Was on a bike ride and wanted to get a shot of the river. This is about 1/4 mile away from my place. That's the Philadelphia skyline.


----------



## dorton (Apr 20, 2008)

Nice pic man.


----------



## angelrose (Apr 21, 2008)

beautiful shot from outside the city


----------



## DZLife (Apr 21, 2008)

Woah! You have a nice back yard XD
A lil smoggy, but hey, it's Jersey.


----------



## VARNYARD (Apr 21, 2008)

Yes it is a nice pic, but too much city for me.  

I like this better:


----------



## PuffDragon (Apr 21, 2008)

OOoo I'll hafta post my other backyard!!! I grew up in Ocean City, NJ and now have a place in North Wildwood and Cape May. All 3 are beautiful!!!



I took this at Cape May Point looking South. That's the Cape May Light House in the bottom right


----------



## VARNYARD (Apr 21, 2008)

You had to go there!!














J/K lololol


----------



## DaveDragon (Apr 22, 2008)

AWW, come on!!! You guys are making me sick!! I wanna see a nice warm beach in person!!! Great pics!!


----------



## angelrose (Apr 22, 2008)

thanks guys, now I know what a warm beach and ocean looks like. I want in.


----------



## DaveDragon (Apr 22, 2008)

I'm driving my mother to the airport so she can fly to Colorado to visit a friend for 3 weeks. I'd like to go there too, the mountains are awesome!!!!


----------



## VARNYARD (Apr 22, 2008)

DaveDragon said:


> I'm driving my mother to the airport so she can fly to Colorado to visit a friend for 3 weeks. I'd like to go there too, the mountains are awesome!!!!

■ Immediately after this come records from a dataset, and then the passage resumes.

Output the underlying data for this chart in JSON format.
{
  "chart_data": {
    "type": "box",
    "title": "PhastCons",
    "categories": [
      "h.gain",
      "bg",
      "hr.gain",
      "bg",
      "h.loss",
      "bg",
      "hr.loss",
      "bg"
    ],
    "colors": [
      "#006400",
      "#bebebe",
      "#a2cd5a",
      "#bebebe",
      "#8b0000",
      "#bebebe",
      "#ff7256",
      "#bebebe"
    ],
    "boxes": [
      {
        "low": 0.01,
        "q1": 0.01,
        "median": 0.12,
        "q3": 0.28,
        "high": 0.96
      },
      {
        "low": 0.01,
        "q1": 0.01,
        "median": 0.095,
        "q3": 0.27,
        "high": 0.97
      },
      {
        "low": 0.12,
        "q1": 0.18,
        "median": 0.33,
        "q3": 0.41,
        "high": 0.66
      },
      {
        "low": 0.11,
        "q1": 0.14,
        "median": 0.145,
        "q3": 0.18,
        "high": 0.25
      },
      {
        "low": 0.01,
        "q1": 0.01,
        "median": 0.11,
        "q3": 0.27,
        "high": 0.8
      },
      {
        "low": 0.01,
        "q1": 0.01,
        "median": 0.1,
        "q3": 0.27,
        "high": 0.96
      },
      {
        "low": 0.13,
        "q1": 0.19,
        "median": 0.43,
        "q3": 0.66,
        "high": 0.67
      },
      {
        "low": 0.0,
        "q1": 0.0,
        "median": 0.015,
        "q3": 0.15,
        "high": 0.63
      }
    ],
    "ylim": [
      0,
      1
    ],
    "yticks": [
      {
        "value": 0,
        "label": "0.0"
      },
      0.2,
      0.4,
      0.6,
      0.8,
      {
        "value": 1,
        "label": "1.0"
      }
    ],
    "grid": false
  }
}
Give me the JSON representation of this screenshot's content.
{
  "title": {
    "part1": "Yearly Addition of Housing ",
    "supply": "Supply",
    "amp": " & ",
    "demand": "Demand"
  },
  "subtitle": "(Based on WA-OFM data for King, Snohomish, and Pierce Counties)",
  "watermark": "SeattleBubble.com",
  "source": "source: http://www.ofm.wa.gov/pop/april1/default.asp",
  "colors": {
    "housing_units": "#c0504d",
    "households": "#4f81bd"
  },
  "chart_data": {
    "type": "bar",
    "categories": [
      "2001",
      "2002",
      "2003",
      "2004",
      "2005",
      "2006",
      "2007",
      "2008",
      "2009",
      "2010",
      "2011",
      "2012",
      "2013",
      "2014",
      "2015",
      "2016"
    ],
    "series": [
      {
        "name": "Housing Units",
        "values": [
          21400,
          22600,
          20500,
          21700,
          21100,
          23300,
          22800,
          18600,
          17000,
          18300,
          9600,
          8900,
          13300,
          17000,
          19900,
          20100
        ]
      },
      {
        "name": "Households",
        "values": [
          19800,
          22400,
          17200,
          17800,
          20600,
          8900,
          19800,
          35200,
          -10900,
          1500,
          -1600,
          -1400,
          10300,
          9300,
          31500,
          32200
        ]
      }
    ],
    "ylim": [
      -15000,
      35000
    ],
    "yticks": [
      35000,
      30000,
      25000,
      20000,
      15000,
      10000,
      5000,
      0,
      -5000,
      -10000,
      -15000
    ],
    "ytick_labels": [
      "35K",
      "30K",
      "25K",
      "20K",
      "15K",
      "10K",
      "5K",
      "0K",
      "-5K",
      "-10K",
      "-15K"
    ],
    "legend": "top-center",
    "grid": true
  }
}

I agree, I have a friend then sends me pics all the time, he lives at 9000 feet there. But he can keep his winters, I like the idea of not getting snowed in.


----------



## PuffDragon (Apr 22, 2008)

I figured I'd update my pic a little!!!!!!


----------



## PuffDragon (May 15, 2008)

HECK YEAH!!! I just got home from Game 4 of the Stanley Cup Finals...Flyers Vs. Penquins *cough suck cough*

Series is 3-1 Penquins up but it was such a great game to be at. Here's a shot of my tshirt and face I made for the game.





Has the Flyers emblem on the front.


----------



## angelrose (May 15, 2008)

good one Puff. I saw the game and the only thing that would make it good I guess is just being there. lol.


----------